When news got out about the Valley Land Fund’s 11-1 board decision to accept an offer to sell, environmentalists, birders and locals took to social media to express their frustration. One of those people was Tiffany Kersten. She’s on the board of directors for Friends of the Wildlife Corridor, an organization dedicated to protecting habitat in the region.
“It’s infinitely disappointing to me that Valley Land Fund didn’t decide to look into selling to another conservation organization before turning it over to the government,” she said. “If they didn’t want to fight in the court battle, then that’s fine, but give it to someone else who’s willing to fight that battle.”
Kersten and others felt that the Valley Land Fund had sold out and was not protecting the land.
“Conservation is a fight, and I know from my membership on Friends of the Wildlife Corridor and traveling to Washington D.C. to protect Santa Ana and a lot of our other nature sites here in The Valley,” she said. “Our board put in so much work, so much time, traveling to D.C., local protests, local rallies, all kinds of different things and then this other conservation board, that claims to be a conservation board, did outwardly nothing and the community had to be the ones screaming, the community had to be the one rising up and the community had to be the one sending emails upset.”
Valley Land Fund director Rodriguez said they had pushed back against the federal government for months and they declined several offers.
“Valley Land Fund never wanted to be in a situation of having a particular piece of property behind the border wall,” Rodriguez said. “Our job is to protect native habitat and it just so happened that our piece of property neighbors federal land and I truly believe that that particular route was chosen because of the surrounding federal land around us.”

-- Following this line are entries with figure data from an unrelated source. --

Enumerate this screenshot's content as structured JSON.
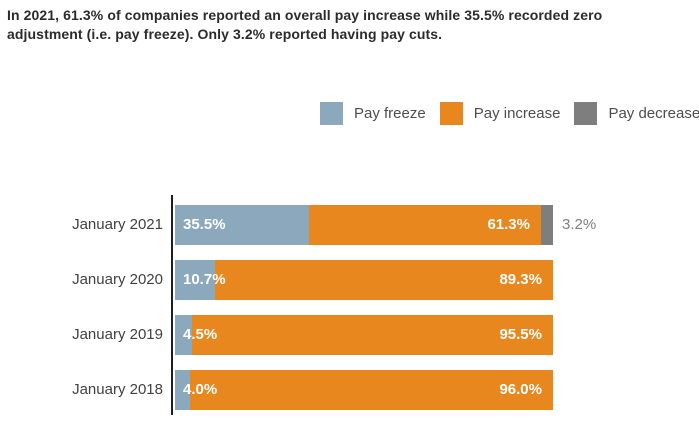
{
  "title": "In 2021, 61.3% of companies reported an overall pay increase while 35.5% recorded zero adjustment (i.e. pay freeze). Only 3.2% reported having pay cuts.",
  "legend": {
    "items": [
      {
        "label": "Pay freeze",
        "color": "#8CA8BC"
      },
      {
        "label": "Pay increase",
        "color": "#E8871E"
      },
      {
        "label": "Pay decrease",
        "color": "#7E7E7E"
      }
    ]
  },
  "chart_data": {
    "type": "bar",
    "orientation": "horizontal",
    "stacked": true,
    "title": "In 2021, 61.3% of companies reported an overall pay increase while 35.5% recorded zero adjustment (i.e. pay freeze). Only 3.2% reported having pay cuts.",
    "categories": [
      "January 2021",
      "January 2020",
      "January 2019",
      "January 2018"
    ],
    "series": [
      {
        "name": "Pay freeze",
        "color": "#8CA8BC",
        "values": [
          35.5,
          10.7,
          4.5,
          4.0
        ],
        "labels": [
          "35.5%",
          "10.7%",
          "4.5%",
          "4.0%"
        ]
      },
      {
        "name": "Pay increase",
        "color": "#E8871E",
        "values": [
          61.3,
          89.3,
          95.5,
          96.0
        ],
        "labels": [
          "61.3%",
          "89.3%",
          "95.5%",
          "96.0%"
        ]
      },
      {
        "name": "Pay decrease",
        "color": "#7E7E7E",
        "values": [
          3.2,
          0,
          0,
          0
        ],
        "labels": [
          "3.2%",
          "",
          "",
          ""
        ]
      }
    ],
    "xlim": [
      0,
      100
    ],
    "grid": false,
    "legend_position": "top-right",
    "value_label_inside_color": "#FFFFFF",
    "value_label_outside_color": "#7F7F7F"
  }
}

Fast forward to later this fall Rodriguez said she recalls a conversation she had with the government asking if they could further delay because of the presidential election.
“I mean is there a possible way that you could kind of shuffle us under some paperwork and look the other way,” she said recalling the question she posed to the government. “They reminded me, ‘Look, we’ve been working with you since January, and we’ve come 10 months down the line.’ And it was told to us, ‘You either agree to this, or we’re going to condemn your property.’”

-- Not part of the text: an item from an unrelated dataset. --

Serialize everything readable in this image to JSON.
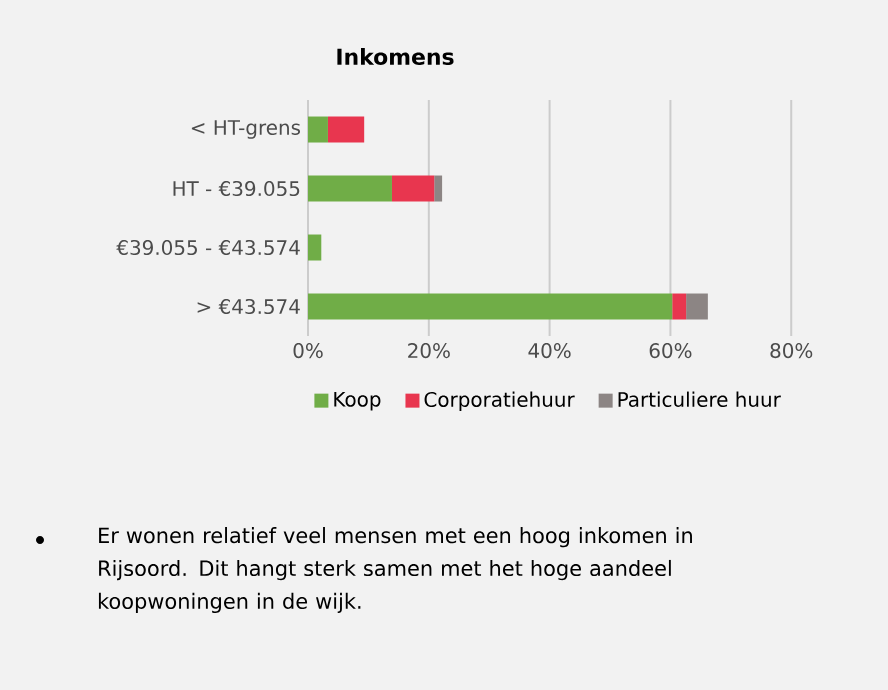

That’s when the board decided to enter into an agreement with the government.
“Now, some people may say that we should have never been in this position, why would you allow them to come onto your piece of property?” Rodriguez said. “I really believe the reason we allowed that to happen was because we were confident that they were going to see the value of this piece of property and for what it was and that we were going to supply them with the information that would give them a reason to go back and say this is not the place that we should put this.”
She said any money they would have received from the selling of the land would have gone back into conservation. Following community backlash, they ended up rescinding any and all agreements with the federal government.

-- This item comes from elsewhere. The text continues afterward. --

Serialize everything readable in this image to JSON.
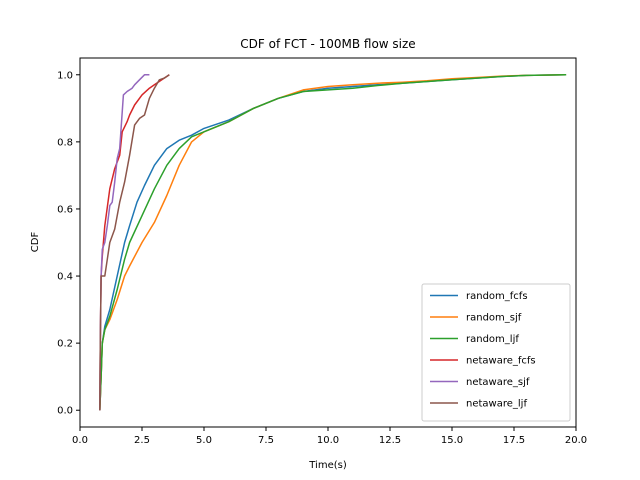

“I think what we have learned is that if there is any land currently owned by Valley Land Fund that has the ability for public use, then we need to go to our public and our community and ask what they would like for us to do, she said. “I keep going back to the 2.5 acres, we’re such a small little dot on a very big stage, we had no idea that the outcry was going to be this loud.”
CBP said in a statement that the government has not received any formal communication regarding the board’s decision to rescind the offer.
“CBP continues with the construction of new border wall system with funding that has been received through Fiscal Year (FY) 2020,” said the statement. “The majority of contracts have been awarded and construction is well under way for the approximately 738 miles funded to date.”
Rodriguez said she’s been in communication with the Army Corps of Engineers. She also said they’re gearing up for the upcoming condemnation lawsuit from the federal government, and hopes their community will support them through this process.